J’ai renouvelé l’expérience d’un stage ce week-end. 

À mon arrivée ce vendredi au gîte, j’ai tout de suite vu la différence : je comprenais tout à quelques mots près et pouvais m’exprimer encore de manière hésitante mais sans trop de difficultés. Cette fois, nous étions six dans la chambre que je partageais avec Marion et les quatre volontaires en service civique arrivées en septembre. 

Nous étions 16 stagiaires répartis en 2 groupes de 8 : un groupe intermédiaire dont les volontaires et moi-même faisions partie et un groupe plus avancé. Nous avons révisé certaines bases grammaticales et lexicales, travaillé sur des documents écrits et audio et réalisé une affiche en binômes. 

Comme je suis aveugle, l’une des sessions a été organisée autour de la cécité : j’ai répondu aux questions de Marion et des stagiaires, fait une rapide démonstration des outils que j’utilise au quotidien et nous avons commenté un document proposé par l’association des espérantistes aveugles, le tout en espéranto. 

J’ai apprécié la diversité des activités proposées ainsi que la bonne ambiance du groupe.  

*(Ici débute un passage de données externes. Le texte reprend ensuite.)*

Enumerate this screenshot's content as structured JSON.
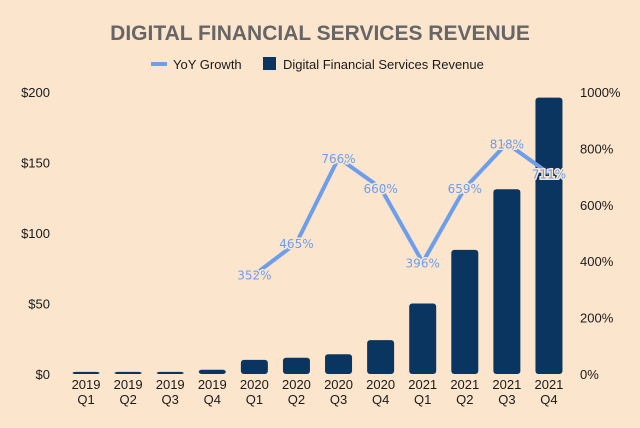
{
  "chart_data": {
    "type": "bar",
    "title": "DIGITAL FINANCIAL SERVICES REVENUE",
    "categories": [
      [
        "2019",
        "Q1"
      ],
      [
        "2019",
        "Q2"
      ],
      [
        "2019",
        "Q3"
      ],
      [
        "2019",
        "Q4"
      ],
      [
        "2020",
        "Q1"
      ],
      [
        "2020",
        "Q2"
      ],
      [
        "2020",
        "Q3"
      ],
      [
        "2020",
        "Q4"
      ],
      [
        "2021",
        "Q1"
      ],
      [
        "2021",
        "Q2"
      ],
      [
        "2021",
        "Q3"
      ],
      [
        "2021",
        "Q4"
      ]
    ],
    "series": [
      {
        "name": "Digital Financial Services Revenue",
        "type": "bar",
        "axis": "left",
        "color": "#0b3561",
        "values": [
          1.5,
          1.5,
          1.5,
          3,
          10,
          11.5,
          14,
          24,
          50,
          88,
          131,
          196
        ]
      },
      {
        "name": "YoY Growth",
        "type": "line",
        "axis": "right",
        "color": "#6d9eeb",
        "values": [
          null,
          null,
          null,
          null,
          352,
          465,
          766,
          660,
          396,
          659,
          818,
          711
        ],
        "labels": [
          null,
          null,
          null,
          null,
          "352%",
          "465%",
          "766%",
          "660%",
          "396%",
          "659%",
          "818%",
          "711%"
        ]
      }
    ],
    "left_axis": {
      "min": 0,
      "max": 200,
      "ticks": [
        0,
        50,
        100,
        150,
        200
      ],
      "tick_labels": [
        "$0",
        "$50",
        "$100",
        "$150",
        "$200"
      ]
    },
    "right_axis": {
      "min": 0,
      "max": 1000,
      "ticks": [
        0,
        200,
        400,
        600,
        800,
        1000
      ],
      "tick_labels": [
        "0%",
        "200%",
        "400%",
        "600%",
        "800%",
        "1000%"
      ]
    },
    "legend": {
      "position": "top",
      "entries": [
        "YoY Growth",
        "Digital Financial Services Revenue"
      ]
    },
    "grid": false
  }
}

Le samedi après-midi, pendant la pause, nous avons assisté au concert autour de Georges Brassens qui a lieu chaque année dans le village d’à côté. 

Préparation du concert Georges Brassens

Le samedi soir, nous avons fait des jeux de société en espéranto. 

J’essaierai peut-être de rejoindre le groupe avancé pour le prochain stage et je participerai, dans la mesure du possible, aux repas tchatche, café des langues et après-midis jeux organisés par EKC toute l’année.